Beberapa menit lalu, Gama baru saja menyelesaikan pekerjaannya. Menggantikan tukang urut jadi-jadian kiriman dari sekretarisnya. Setelah tangis Kirana mereda, Gama membawa perempuan itu ke kamarnya. Atas petunjuk Sukma dia membuat sebuah ramuan untuk mengobati lebam di bahu dan dada Kirana.
"Saya tidak tau ini akan berhasil atau tidak. Tapi tidak salahnya mencoba," ujar Gama sembari membawa cawan kecil memasuki kamar. "Bangun."
"Biar saya sendiri yang melakukannya, Pak," sahut Kirana mencengkeram kuat ujung kain yang dia selipkan di belahan dadanya. Dia belum mengenakan pakaian apa pun pasca kejadian makhluk menyeramkan itu menyentuhnya.

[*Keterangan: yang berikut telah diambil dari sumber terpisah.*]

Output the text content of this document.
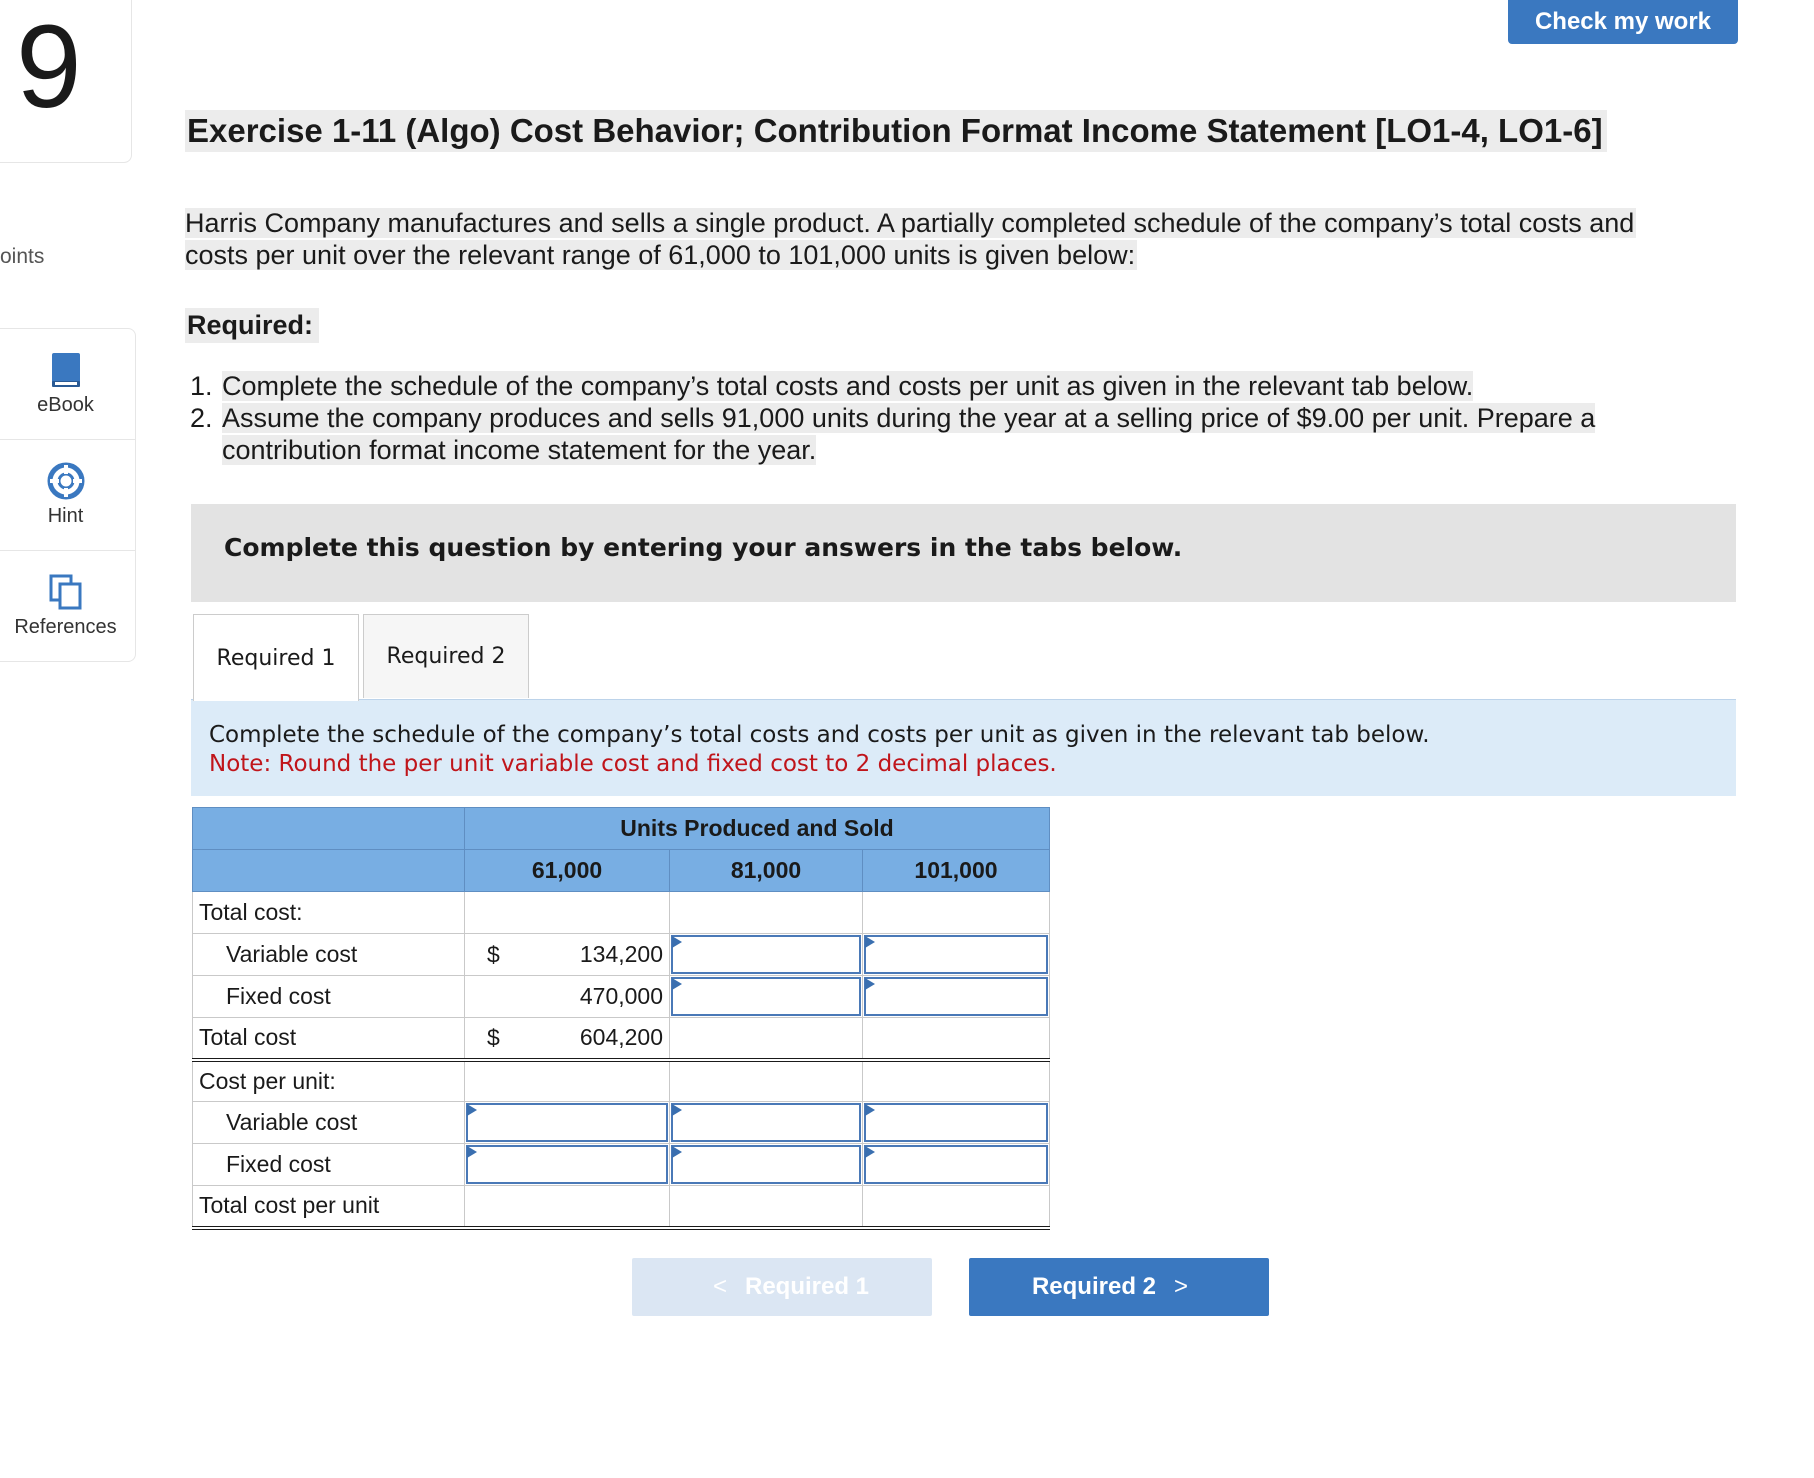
9
oints
eBook
Hint
References
Check my work
Exercise 1-11 (Algo) Cost Behavior; Contribution Format Income Statement [LO1-4, LO1-6]
Harris Company manufactures and sells a single product. A partially completed schedule of the company’s total costs and
costs per unit over the relevant range of 61,000 to 101,000 units is given below:
Required:
1. Complete the schedule of the company’s total costs and costs per unit as given in the relevant tab below.
2. Assume the company produces and sells 91,000 units during the year at a selling price of $9.00 per unit. Prepare a
contribution format income statement for the year.
Complete this question by entering your answers in the tabs below.
Required 1	Required 2
Complete the schedule of the company’s total costs and costs per unit as given in the relevant tab below.
Note: Round the per unit variable cost and fixed cost to 2 decimal places.
	Units Produced and Sold		
	61,000	81,000	101,000
Total cost:			
Variable cost	$ 134,200	

Fixed cost	470,000	

Total cost	$ 604,200		
Cost per unit:			
Variable cost	

Fixed cost	

Total cost per unit			
< Required 1	Required 2 >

"Tidak bisa. Ada doa-doa khusus yang harus saya ucapkan saat mengobati. Kamu tidak bisa melakukannya sendiri."
"Tapi, Pak-"
"Jangan merepotkan dengan banyak membantah saya, Kirana. Atau kamu mau iblis itu lagi yang menyentuh tubuh kamu?"
Kirana menggeleng cepat. Mengingat wajahnya saja sudah membuat bulu kuduknya merinding. Dia terpaksa berbalik badan, lalu membiarkan Gama mengoles entah ramuan apa.
Kirana memejamkan mata ketika telapak tangan Gama dan ramuan itu bergerak di kulit bahu. Gerakannya lembut, lalu sesekali menekan namun tidak sakit. Aroma kunyit dan kencur menyengat, menyerang indra penciuman Kirana. Ada aroma lain juga yang mendominasi. Namun, dia tidak terlalu hapal.
Tubuh Kirana masih menegang, selama Gama masih menyentuhnya.
"Balik badan," pinta Gama dengan suara serak.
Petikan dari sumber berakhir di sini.